To solve this problem, you have correctly used the principles of conservation of energy. However, there seems to be a small calculation mistake in your working. Let's go through the steps again:
1. Calculate the potential energy (PE) at the top of the roller coaster crest:
PE = mgh
PE = 240 kg * 9.8 m/s^2 * 12 m
PE = 28,224 J
2. Calculate the kinetic energy (KE) at the top of the roller coaster crest:
KE = (1/2)mv^2
KE = 0.5 * 240 kg * (2.2 m/s)^2
KE = 582.4 J
3. Calculate the total mechanical energy (EM) at the top of the roller coaster crest:
EM = PE + KE
EM = 28,224 J + 582.4 J
EM = 28,806.4 J
At this point, your calculation diverges. Instead of assuming h=0 at the bottom of the trough, we can use the principle of conservation of energy to determine the velocity at the bottom.

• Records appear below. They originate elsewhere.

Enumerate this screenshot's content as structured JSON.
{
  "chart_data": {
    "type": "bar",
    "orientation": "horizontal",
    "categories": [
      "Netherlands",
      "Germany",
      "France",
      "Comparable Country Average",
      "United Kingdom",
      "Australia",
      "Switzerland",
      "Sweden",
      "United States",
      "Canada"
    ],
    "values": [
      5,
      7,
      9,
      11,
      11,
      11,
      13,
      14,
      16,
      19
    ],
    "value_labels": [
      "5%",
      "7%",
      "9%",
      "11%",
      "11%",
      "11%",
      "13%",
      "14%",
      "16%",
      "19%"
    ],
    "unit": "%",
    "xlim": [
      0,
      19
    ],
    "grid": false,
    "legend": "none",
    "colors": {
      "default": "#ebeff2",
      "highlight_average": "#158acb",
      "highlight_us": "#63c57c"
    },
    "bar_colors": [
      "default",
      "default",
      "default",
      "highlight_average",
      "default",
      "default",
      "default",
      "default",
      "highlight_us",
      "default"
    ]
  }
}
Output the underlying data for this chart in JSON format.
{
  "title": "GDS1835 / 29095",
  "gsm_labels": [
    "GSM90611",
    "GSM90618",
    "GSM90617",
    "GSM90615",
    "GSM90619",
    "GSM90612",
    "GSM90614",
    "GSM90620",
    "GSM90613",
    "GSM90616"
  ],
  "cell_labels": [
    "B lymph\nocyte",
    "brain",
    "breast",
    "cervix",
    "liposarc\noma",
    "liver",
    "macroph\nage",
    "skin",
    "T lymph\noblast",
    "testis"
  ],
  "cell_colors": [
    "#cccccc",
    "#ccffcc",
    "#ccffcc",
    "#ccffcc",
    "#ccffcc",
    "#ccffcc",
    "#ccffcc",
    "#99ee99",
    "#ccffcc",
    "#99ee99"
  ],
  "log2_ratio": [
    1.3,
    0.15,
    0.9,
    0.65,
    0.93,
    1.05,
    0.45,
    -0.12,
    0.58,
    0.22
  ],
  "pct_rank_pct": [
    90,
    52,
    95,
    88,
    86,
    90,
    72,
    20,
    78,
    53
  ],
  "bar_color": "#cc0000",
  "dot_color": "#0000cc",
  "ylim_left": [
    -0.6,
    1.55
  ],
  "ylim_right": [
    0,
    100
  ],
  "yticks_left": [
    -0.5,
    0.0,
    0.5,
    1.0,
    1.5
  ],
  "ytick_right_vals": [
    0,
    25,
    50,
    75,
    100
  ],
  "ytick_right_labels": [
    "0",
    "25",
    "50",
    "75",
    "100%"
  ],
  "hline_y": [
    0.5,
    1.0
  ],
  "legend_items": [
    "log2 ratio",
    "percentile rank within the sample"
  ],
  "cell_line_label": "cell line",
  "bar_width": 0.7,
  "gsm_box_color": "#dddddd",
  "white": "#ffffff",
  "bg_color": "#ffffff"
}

4. Calculate the total mechanical energy (EM) at the bottom of the trough:
EM = PE + KE
EM = 0 + KE (since the potential energy is zero at the bottom)
EM = KE
5. Set the total mechanical energy at the bottom equal to the kinetic energy equation:
EM = (1/2)mv^2
28,806.4 J = 0.5 * 240 kg * v^2
6. Solve for v:
v^2 = (2 * 28,806.4 J) / 240 kg
v^2 = 2 * 120.03
v^2 = 240.06
v = sqrt(240.06)
v ≈ 15.49 m/s
So, the roller coaster car will be traveling at approximately 15.49 m/s at the bottom of the trough.